Origami, uma arte japonesa criativa!

Origami estimula a criatividade!

A Sayo, conhecida por MIKA, é uma criadora de peças em origami. A prática desta arte permite estimular a criatividade, harmonia e paz. Pela importância e excelência dos trabalhos desenvolvidos, desde a simplicidade à complexidade, consegue mimar os amigos e decorar as casas.
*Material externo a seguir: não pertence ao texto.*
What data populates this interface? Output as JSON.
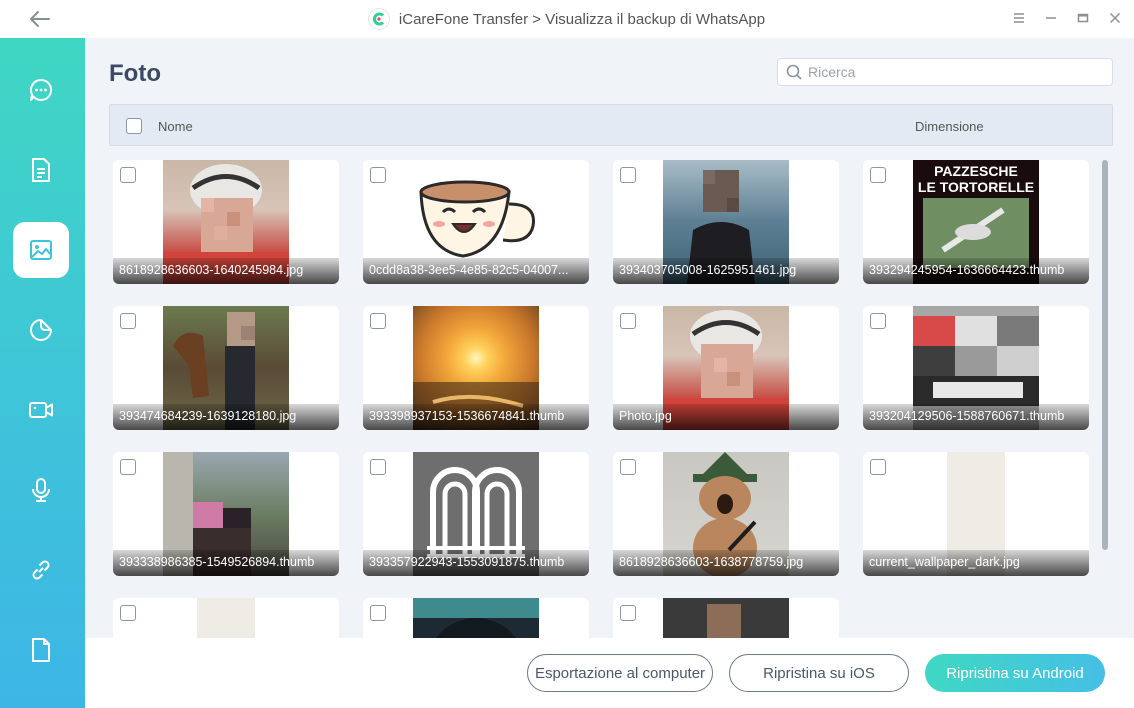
{
  "window": {
    "title": "iCareFone Transfer > Visualizza il backup di WhatsApp"
  },
  "page": {
    "title": "Foto"
  },
  "search": {
    "placeholder": "Ricerca"
  },
  "table": {
    "col_name": "Nome",
    "col_size": "Dimensione"
  },
  "icons": {
    "back": "arrow-left-icon",
    "menu": "hamburger-icon",
    "minimize": "minimize-icon",
    "maximize": "maximize-icon",
    "close": "close-icon",
    "search": "search-icon"
  },
  "sidebar": {
    "items": [
      {
        "icon": "chat-icon",
        "active": false
      },
      {
        "icon": "document-icon",
        "active": false
      },
      {
        "icon": "image-icon",
        "active": true
      },
      {
        "icon": "sticker-icon",
        "active": false
      },
      {
        "icon": "video-icon",
        "active": false
      },
      {
        "icon": "microphone-icon",
        "active": false
      },
      {
        "icon": "link-icon",
        "active": false
      },
      {
        "icon": "file-icon",
        "active": false
      }
    ]
  },
  "photos": [
    {
      "name": "8618928636603-1640245984.jpg"
    },
    {
      "name": "0cdd8a38-3ee5-4e85-82c5-04007..."
    },
    {
      "name": "393403705008-1625951461.jpg"
    },
    {
      "name": "393294245954-1636664423.thumb"
    },
    {
      "name": "393474684239-1639128180.jpg"
    },
    {
      "name": "393398937153-1536674841.thumb"
    },
    {
      "name": "Photo.jpg"
    },
    {
      "name": "393204129506-1588760671.thumb"
    },
    {
      "name": "393338986385-1549526894.thumb"
    },
    {
      "name": "393357922943-1553091875.thumb"
    },
    {
      "name": "8618928636603-1638778759.jpg"
    },
    {
      "name": "current_wallpaper_dark.jpg"
    },
    {
      "name": ""
    },
    {
      "name": ""
    },
    {
      "name": ""
    }
  ],
  "poster_text": {
    "line1": "PAZZESCHE",
    "line2": "LE TORTORELLE"
  },
  "buttons": {
    "export": "Esportazione al computer",
    "restore_ios": "Ripristina su iOS",
    "restore_android": "Ripristina su Android"
  },
  "colors": {
    "accent": "#3fd7c3",
    "sidebar_end": "#3db6e6",
    "title": "#3b4a62"
  }
}
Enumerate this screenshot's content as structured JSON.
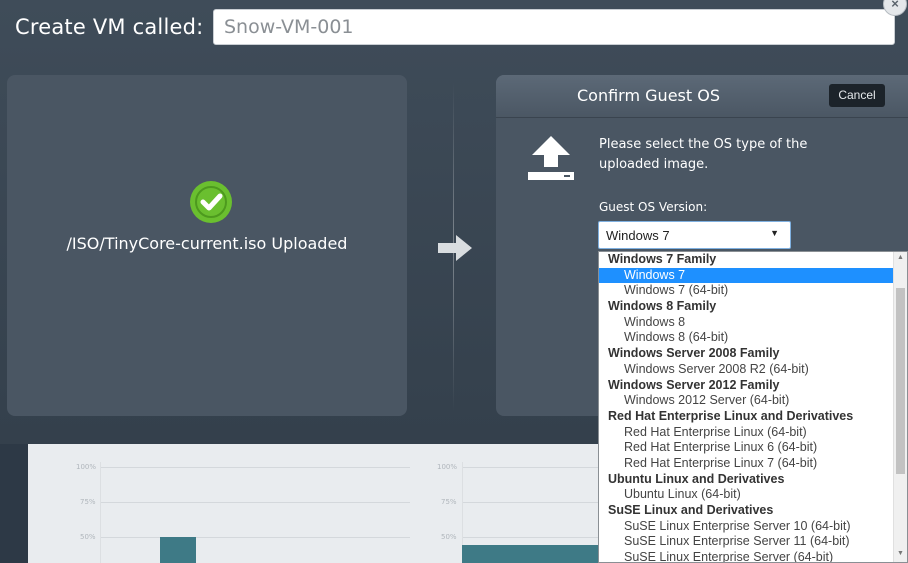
{
  "header": {
    "label": "Create VM called:",
    "vm_name_value": "Snow-VM-001"
  },
  "left_panel": {
    "upload_status": "/ISO/TinyCore-current.iso Uploaded"
  },
  "confirm_panel": {
    "title": "Confirm Guest OS",
    "cancel_label": "Cancel",
    "instruction": "Please select the OS type of the uploaded image.",
    "guest_os_label": "Guest OS Version:",
    "selected_value": "Windows 7"
  },
  "dropdown": {
    "rows": [
      {
        "type": "group",
        "label": "Windows 7 Family"
      },
      {
        "type": "option",
        "label": "Windows 7",
        "selected": true
      },
      {
        "type": "option",
        "label": "Windows 7 (64-bit)"
      },
      {
        "type": "group",
        "label": "Windows 8 Family"
      },
      {
        "type": "option",
        "label": "Windows 8"
      },
      {
        "type": "option",
        "label": "Windows 8 (64-bit)"
      },
      {
        "type": "group",
        "label": "Windows Server 2008 Family"
      },
      {
        "type": "option",
        "label": "Windows Server 2008 R2 (64-bit)"
      },
      {
        "type": "group",
        "label": "Windows Server 2012 Family"
      },
      {
        "type": "option",
        "label": "Windows 2012 Server (64-bit)"
      },
      {
        "type": "group",
        "label": "Red Hat Enterprise Linux and Derivatives"
      },
      {
        "type": "option",
        "label": "Red Hat Enterprise Linux (64-bit)"
      },
      {
        "type": "option",
        "label": "Red Hat Enterprise Linux 6 (64-bit)"
      },
      {
        "type": "option",
        "label": "Red Hat Enterprise Linux 7 (64-bit)"
      },
      {
        "type": "group",
        "label": "Ubuntu Linux and Derivatives"
      },
      {
        "type": "option",
        "label": "Ubuntu Linux (64-bit)"
      },
      {
        "type": "group",
        "label": "SuSE Linux and Derivatives"
      },
      {
        "type": "option",
        "label": "SuSE Linux Enterprise Server 10 (64-bit)"
      },
      {
        "type": "option",
        "label": "SuSE Linux Enterprise Server 11 (64-bit)"
      },
      {
        "type": "option",
        "label": "SuSE Linux Enterprise Server (64-bit)"
      }
    ]
  },
  "background": {
    "left_y_ticks": [
      "100%",
      "75%",
      "50%"
    ],
    "right_y_ticks": [
      "100%",
      "75%",
      "50%"
    ]
  },
  "colors": {
    "success_green": "#6abf2f",
    "selection_blue": "#1e90ff",
    "panel_bg": "#4a5663",
    "modal_bg": "#3a4653"
  }
}
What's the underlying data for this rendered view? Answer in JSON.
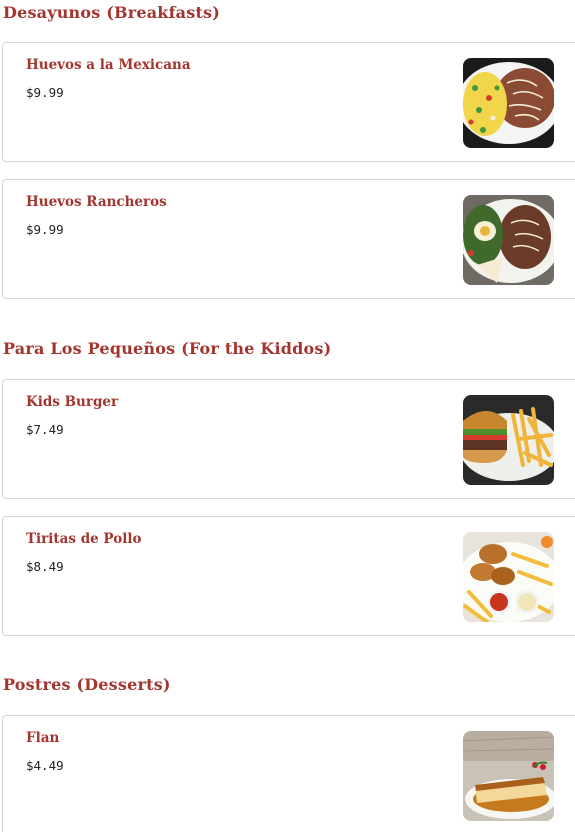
{
  "sections": [
    {
      "title": "Desayunos (Breakfasts)",
      "items": [
        {
          "name": "Huevos a la Mexicana",
          "price": "$9.99",
          "image": "huevos-mexicana-photo"
        },
        {
          "name": "Huevos Rancheros",
          "price": "$9.99",
          "image": "huevos-rancheros-photo"
        }
      ]
    },
    {
      "title": "Para Los Pequeños (For the Kiddos)",
      "items": [
        {
          "name": "Kids Burger",
          "price": "$7.49",
          "image": "kids-burger-photo"
        },
        {
          "name": "Tiritas de Pollo",
          "price": "$8.49",
          "image": "tiritas-pollo-photo"
        }
      ]
    },
    {
      "title": "Postres (Desserts)",
      "items": [
        {
          "name": "Flan",
          "price": "$4.49",
          "image": "flan-photo"
        }
      ]
    }
  ],
  "colors": {
    "accent": "#a3342e",
    "card_border": "#d4d4d4",
    "price_text": "#222222"
  }
}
Numa pequena conversa, a Mika partilhou connosco o seu amor por origami, desvendando alguns dos seus segredos para alcançar a harmonia e a paz.

Sabemos que fazes origami, podes explicar o que é?

Uma arte tradicional japonesa. Uma arte milenar de dobragem de papel. Usam-se papéis cortados e dobram-se para criar pequenas esculturas como flores, animais, caixas, etc. Fundamentalmente, são criadas figuras escultóricas que representam elementos da natureza. É muito comum ver-se um origami de um pássaro (tsuru) que, na tradição japonesa, é um símbolo de sorte, longevidade e saúde.  Quando alguém oferece um origami de tsuru, também está a desejar bons presságios e vida longa.

“O Origami é uma maneira original de decorar qualquer local.”

Na escola decoramos os eventos sempre com Origami. Os trabalhos são desenvolvidos de acordo com a ocasião e a época do ano. Assim, usamos as flores na primavera, as estrelas no verão, as folhas coloridas no outono, as coroas de Natal no inverno, entre outras iniciativas.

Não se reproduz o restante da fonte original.